Company Threatened Blogger to Remove Their Link, Claiming it Caused “Material Financial Losses”July 21, 2012
Source: Activist Post
Imagine linking to a company’s website when referencing them in an article and having that company demand you remove the link because of copyright concerns. Or worse, the company threatens to sue you because they say the link from your website resulted in “material financial loses [sic] to the company.”
That is exactly what happened to blogger Christine at Big Pink Cookie for a blog post that was critical of the company Guardlex.
According an article at Hubspot:
A lawyer at Guardlex contacted Christine at Big Pink Cookie on behalf of their client — whose name Christine graciously removed in her blog post detailing this whole ordeal — asking her to please remove a link from her site that led to their client’s site. Since he works on behalf of the Anti-Piracy Department at Guardlex, which provides services that protect intellectual property, we presume the outbound link was classified as a piracy or intellectual property ‘problem.’
According to the letter sent by the lawyer, the link from Christine’s website resulted in ‘material financial loses [sic] to the company.’
Although, the pretense for the threat was a copyright claim, the company explained that the outgoing link from the blog hurt the company “due to search engine penalties resulting from the links originating under your control.”
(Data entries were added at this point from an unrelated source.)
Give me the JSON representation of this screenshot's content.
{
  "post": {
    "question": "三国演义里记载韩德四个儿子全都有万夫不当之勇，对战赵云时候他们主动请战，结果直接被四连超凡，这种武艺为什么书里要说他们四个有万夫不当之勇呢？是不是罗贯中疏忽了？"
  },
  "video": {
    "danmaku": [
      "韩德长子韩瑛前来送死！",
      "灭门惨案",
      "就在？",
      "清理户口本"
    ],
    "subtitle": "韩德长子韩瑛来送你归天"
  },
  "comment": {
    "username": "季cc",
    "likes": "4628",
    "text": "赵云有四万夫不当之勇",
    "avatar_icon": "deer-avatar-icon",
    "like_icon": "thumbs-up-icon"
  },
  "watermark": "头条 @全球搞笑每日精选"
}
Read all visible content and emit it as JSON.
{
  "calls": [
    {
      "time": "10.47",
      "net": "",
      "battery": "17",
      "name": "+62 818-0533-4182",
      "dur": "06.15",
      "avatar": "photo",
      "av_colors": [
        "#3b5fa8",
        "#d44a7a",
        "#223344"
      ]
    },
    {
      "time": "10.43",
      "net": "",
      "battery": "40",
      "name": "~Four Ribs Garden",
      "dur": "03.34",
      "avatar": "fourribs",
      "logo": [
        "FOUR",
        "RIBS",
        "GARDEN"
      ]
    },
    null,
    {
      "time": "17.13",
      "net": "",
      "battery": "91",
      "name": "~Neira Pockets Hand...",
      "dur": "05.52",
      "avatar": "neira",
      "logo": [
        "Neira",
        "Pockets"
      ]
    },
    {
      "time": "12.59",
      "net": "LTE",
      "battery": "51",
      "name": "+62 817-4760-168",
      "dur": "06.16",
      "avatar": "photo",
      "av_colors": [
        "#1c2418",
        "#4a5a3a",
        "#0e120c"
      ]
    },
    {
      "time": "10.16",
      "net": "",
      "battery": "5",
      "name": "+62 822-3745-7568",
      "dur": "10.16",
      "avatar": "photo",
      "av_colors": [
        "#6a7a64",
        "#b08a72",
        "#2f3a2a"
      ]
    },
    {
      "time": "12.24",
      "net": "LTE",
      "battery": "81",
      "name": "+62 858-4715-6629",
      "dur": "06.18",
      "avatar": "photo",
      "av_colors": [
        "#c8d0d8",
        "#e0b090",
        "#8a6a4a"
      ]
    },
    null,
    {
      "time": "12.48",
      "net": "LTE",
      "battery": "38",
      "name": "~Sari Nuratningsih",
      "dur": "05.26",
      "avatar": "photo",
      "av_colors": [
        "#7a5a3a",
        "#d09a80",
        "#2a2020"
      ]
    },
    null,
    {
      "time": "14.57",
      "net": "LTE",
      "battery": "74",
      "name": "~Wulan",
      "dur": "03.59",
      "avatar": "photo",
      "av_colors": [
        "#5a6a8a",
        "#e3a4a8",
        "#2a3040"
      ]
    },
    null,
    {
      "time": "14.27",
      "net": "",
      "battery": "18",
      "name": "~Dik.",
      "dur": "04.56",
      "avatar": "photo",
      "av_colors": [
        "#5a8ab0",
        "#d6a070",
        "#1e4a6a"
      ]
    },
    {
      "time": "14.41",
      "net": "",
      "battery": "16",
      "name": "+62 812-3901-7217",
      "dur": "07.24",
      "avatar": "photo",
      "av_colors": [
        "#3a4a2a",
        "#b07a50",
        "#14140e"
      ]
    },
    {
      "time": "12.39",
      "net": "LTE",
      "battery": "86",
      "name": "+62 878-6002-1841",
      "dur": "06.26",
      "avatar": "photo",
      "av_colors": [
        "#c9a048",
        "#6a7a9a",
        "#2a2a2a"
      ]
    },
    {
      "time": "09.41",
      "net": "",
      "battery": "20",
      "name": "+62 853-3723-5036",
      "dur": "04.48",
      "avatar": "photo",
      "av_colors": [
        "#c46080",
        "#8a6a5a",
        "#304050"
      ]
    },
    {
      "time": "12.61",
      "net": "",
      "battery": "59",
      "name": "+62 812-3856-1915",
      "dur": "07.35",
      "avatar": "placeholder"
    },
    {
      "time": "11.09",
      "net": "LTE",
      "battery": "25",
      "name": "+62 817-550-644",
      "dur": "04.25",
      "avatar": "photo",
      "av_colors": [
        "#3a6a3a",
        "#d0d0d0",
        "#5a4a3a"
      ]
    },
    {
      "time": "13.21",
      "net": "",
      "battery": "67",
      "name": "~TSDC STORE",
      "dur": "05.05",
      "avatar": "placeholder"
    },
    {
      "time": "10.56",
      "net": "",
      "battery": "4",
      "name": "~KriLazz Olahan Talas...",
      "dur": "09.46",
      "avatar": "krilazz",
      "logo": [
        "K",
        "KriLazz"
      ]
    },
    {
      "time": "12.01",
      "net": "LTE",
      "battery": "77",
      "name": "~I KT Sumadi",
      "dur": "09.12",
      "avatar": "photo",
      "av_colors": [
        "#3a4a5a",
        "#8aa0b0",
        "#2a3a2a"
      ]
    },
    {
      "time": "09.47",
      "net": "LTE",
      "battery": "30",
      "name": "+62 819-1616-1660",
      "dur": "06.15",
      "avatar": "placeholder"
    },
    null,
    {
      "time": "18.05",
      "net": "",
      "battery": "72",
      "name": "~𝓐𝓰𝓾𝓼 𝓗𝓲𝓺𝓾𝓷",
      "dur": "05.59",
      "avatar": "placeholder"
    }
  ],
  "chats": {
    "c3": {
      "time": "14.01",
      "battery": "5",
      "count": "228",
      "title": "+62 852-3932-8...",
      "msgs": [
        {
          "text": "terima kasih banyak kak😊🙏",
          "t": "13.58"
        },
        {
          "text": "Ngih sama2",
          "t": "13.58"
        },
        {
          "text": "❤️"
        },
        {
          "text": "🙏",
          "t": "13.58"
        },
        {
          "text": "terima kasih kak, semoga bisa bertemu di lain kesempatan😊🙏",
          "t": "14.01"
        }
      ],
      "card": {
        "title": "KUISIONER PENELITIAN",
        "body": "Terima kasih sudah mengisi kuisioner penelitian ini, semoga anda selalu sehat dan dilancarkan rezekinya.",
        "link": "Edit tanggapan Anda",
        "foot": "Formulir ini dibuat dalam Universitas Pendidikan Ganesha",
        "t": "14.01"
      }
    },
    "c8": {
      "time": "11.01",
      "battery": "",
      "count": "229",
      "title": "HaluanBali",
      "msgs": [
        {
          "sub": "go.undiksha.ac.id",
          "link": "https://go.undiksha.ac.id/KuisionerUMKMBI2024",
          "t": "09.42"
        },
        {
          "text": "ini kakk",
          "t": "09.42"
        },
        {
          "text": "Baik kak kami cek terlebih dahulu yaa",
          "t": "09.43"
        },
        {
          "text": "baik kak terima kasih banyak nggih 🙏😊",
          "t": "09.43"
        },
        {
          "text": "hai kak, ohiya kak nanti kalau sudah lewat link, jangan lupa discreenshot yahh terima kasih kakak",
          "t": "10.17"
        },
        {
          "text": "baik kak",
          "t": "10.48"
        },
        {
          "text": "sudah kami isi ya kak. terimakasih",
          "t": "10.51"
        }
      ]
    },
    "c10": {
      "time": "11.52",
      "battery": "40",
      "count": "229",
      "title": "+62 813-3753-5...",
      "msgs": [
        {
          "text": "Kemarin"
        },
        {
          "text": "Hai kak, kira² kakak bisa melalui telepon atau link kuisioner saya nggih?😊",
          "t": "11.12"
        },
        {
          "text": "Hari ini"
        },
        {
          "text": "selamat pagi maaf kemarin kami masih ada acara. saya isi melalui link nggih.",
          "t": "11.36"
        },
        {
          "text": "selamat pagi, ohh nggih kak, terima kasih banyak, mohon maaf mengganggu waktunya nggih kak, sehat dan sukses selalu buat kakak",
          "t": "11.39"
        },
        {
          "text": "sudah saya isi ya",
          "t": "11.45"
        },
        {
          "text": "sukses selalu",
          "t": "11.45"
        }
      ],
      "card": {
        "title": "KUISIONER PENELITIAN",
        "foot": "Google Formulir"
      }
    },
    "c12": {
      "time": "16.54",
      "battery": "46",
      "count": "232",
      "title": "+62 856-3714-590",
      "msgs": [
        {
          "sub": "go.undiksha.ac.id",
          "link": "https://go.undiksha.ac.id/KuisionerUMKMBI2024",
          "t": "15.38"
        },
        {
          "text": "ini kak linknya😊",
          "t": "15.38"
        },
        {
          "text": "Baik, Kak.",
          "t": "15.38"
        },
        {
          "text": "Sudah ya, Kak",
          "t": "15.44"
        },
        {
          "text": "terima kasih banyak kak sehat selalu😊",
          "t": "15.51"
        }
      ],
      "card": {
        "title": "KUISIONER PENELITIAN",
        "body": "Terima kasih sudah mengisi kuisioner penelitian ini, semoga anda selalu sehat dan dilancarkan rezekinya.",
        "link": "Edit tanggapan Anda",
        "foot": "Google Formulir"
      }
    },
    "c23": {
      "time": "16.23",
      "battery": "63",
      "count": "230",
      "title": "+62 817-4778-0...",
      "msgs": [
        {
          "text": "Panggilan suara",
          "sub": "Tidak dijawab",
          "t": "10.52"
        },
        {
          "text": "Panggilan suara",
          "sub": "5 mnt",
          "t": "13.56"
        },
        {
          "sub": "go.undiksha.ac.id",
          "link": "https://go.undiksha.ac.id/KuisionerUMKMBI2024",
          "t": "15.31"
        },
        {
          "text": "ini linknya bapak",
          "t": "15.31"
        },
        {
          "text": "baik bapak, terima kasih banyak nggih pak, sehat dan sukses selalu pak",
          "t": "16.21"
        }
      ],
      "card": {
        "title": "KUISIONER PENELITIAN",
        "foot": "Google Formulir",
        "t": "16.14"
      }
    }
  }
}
Google’s most recent Panda update is said to punish “over-SEO’d” websites. In other words, websites with too many links originating from weak or spammy websites will be penalized by Google.
However, BigPinkCookie is the furthest thing from a spammy website. It’s a personal blog with an impressive Google PageRank 5, which means Google has deemed its content quite valuable, and links from that type of blog are typically very desirable for search engine optimization purposes.
So it seems odd that the company would demand the link be removed, and it’s highly unlikely they’d ever be able to prove the damages that they claim in their threatening letter. Christine checked with her hosting company to confirm that she was not violating any laws or terms of service.
“…there is no infringement of anything in merely linking to one site from another — case law exists on this. We absolutely will not instruct our users to remove links that violate no statute or our terms of service. Whether they choose to do it on their own is entirely up to them,” her hosting company wrote in response to Guardlex.
This case displays the insane level that some companies will go to in claiming that unwanted links to their website represents intellectual property “problems”. But, disturbingly, some authorities agree with this concept. Last year the Department of Homeland Security preemptively seized websites merely for linking to copyrighted material.
As odd as this scenario seems, it may be something we see more of in the future with companies like Guardlex (this link will probably land us a threatening letter too) needing to justify funding an Anti-Piracy Department for “Intellectual Property protection services”.
In fact, this is already being proposed in new legislation that indicates a backdoor return of SOPA by empowering IP czars with diplomatic status, thereby creating an army of government copyright trolls.
Clearly, as is the case with repeated legal judgements against copyright trolls such as Righthaven and others, this latest case is an exasperating attempt to use the legal system as an attack dog against free speech and the Internet itself.
The good news is that bloggers, site owners, and hosting companies alike have previous case law to support their freedom.
It would be wise, then, to stand one’s ground against any company attempting to rewrite the rules through intimidation and force. If the floodgates are ever opened to permit the criminalization of merely referencing openly available material – especially unwanted criticism – the concept of a free market of ideas could be lost forever.